History of Tobacco Silks
Unique Marketing Opportunity
Tobacco silks are unique relics from the turn of the twentieth century, when tobacco companies began earnestly marketing their products and competing with each other for customers.
These colorful pieces of fabric were created in series, illustrated with myriad themes originally targeted to men, including sports figures, military heroes, bathing beauties, and more. Much like trading cards, they were tucked into cigarette and tobacco packages and promoted as collectibles. They were printed using state-of-the-art chromolithography, which reproduced illustrations and photographs in fine detail and vivid color. Owing to this expensive technology, only high-end tobacco companies could afford to offer them, further setting themselves apart from lesser-priced brands.
Creating a New Customer in Women
Though most smokers at the time were men, tobacco companies discovered an eager new audience in women to whom they shrewdly marketed these giveaways as fabric treasures. Exotic flowers, china patterns, butterflies, and birds appealed to women, fueling their desire to collect complete each set offered by a particular brand of tobacco. The silks often came backed with instructions for sewing them into quilts or pillow tops and other practical items. Resourceful women used their ingenuity and their skill with needle and thread to stitch the silks together to produce all manner of useful and decorative articles for their homes.

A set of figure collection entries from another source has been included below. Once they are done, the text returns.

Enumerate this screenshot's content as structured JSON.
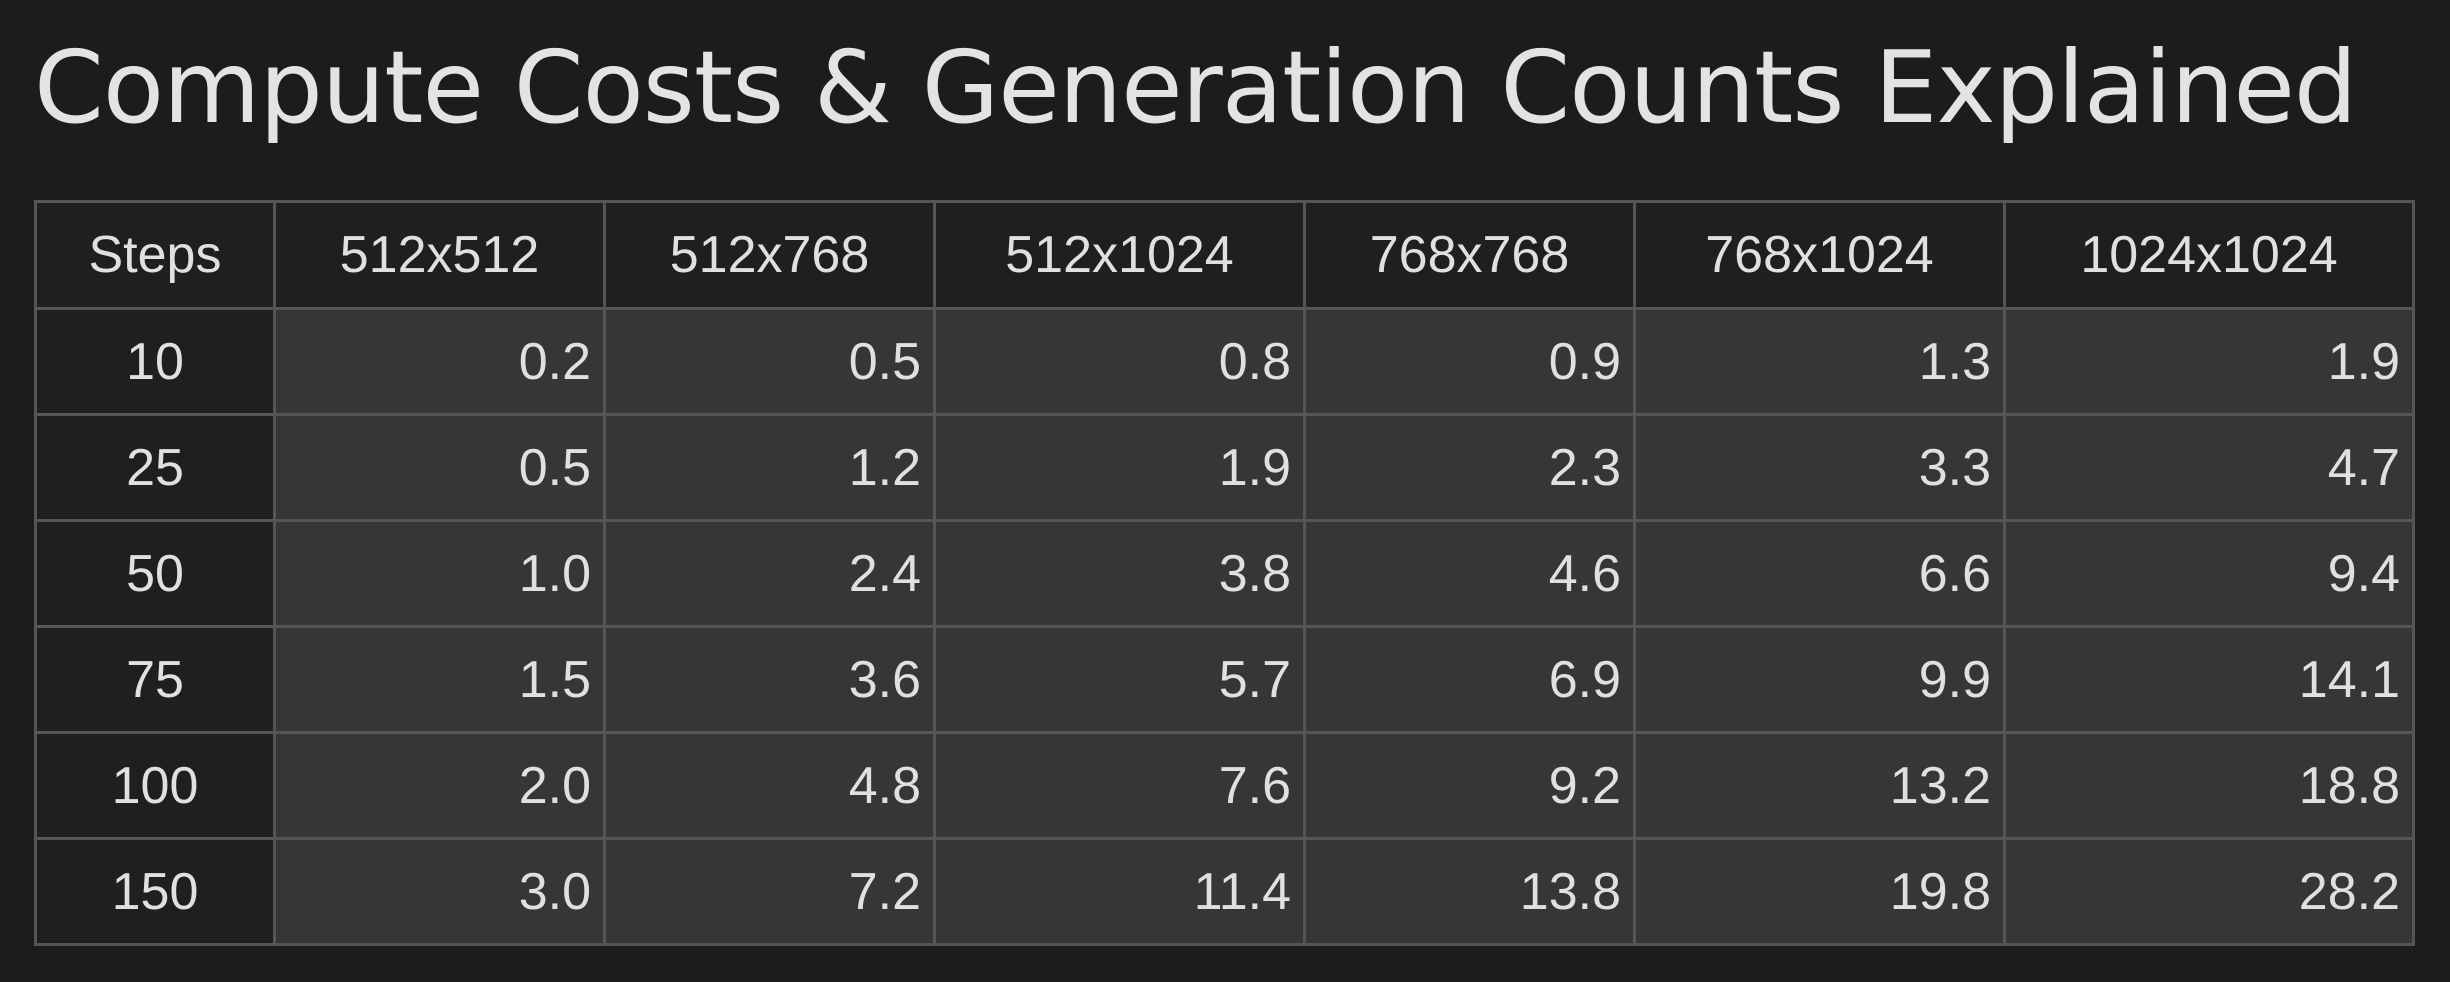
{
  "title": "Compute Costs & Generation Counts Explained",
  "table": {
    "headers": [
      "Steps",
      "512x512",
      "512x768",
      "512x1024",
      "768x768",
      "768x1024",
      "1024x1024"
    ],
    "rows": [
      [
        "10",
        "0.2",
        "0.5",
        "0.8",
        "0.9",
        "1.3",
        "1.9"
      ],
      [
        "25",
        "0.5",
        "1.2",
        "1.9",
        "2.3",
        "3.3",
        "4.7"
      ],
      [
        "50",
        "1.0",
        "2.4",
        "3.8",
        "4.6",
        "6.6",
        "9.4"
      ],
      [
        "75",
        "1.5",
        "3.6",
        "5.7",
        "6.9",
        "9.9",
        "14.1"
      ],
      [
        "100",
        "2.0",
        "4.8",
        "7.6",
        "9.2",
        "13.2",
        "18.8"
      ],
      [
        "150",
        "3.0",
        "7.2",
        "11.4",
        "13.8",
        "19.8",
        "28.2"
      ]
    ]
  },
  "colors": {
    "background": "#1b1c1c",
    "header_cell": "#1e1f20",
    "value_cell": "#353637",
    "border": "#555555",
    "text": "#e0e0e0"
  }
}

The success of these promotions was swift but short-lived, as tobacco became more of a commodity and brand cachet diminished. Eventually the expense became too great even for premium brands, and tobacco companies all but ended the practice by the mid-1920s. But, beyond their insidious role in the tobacco industry, tobacco silks remained sought after collectors’ items and are still in demand more than a century after their manufacture ceased.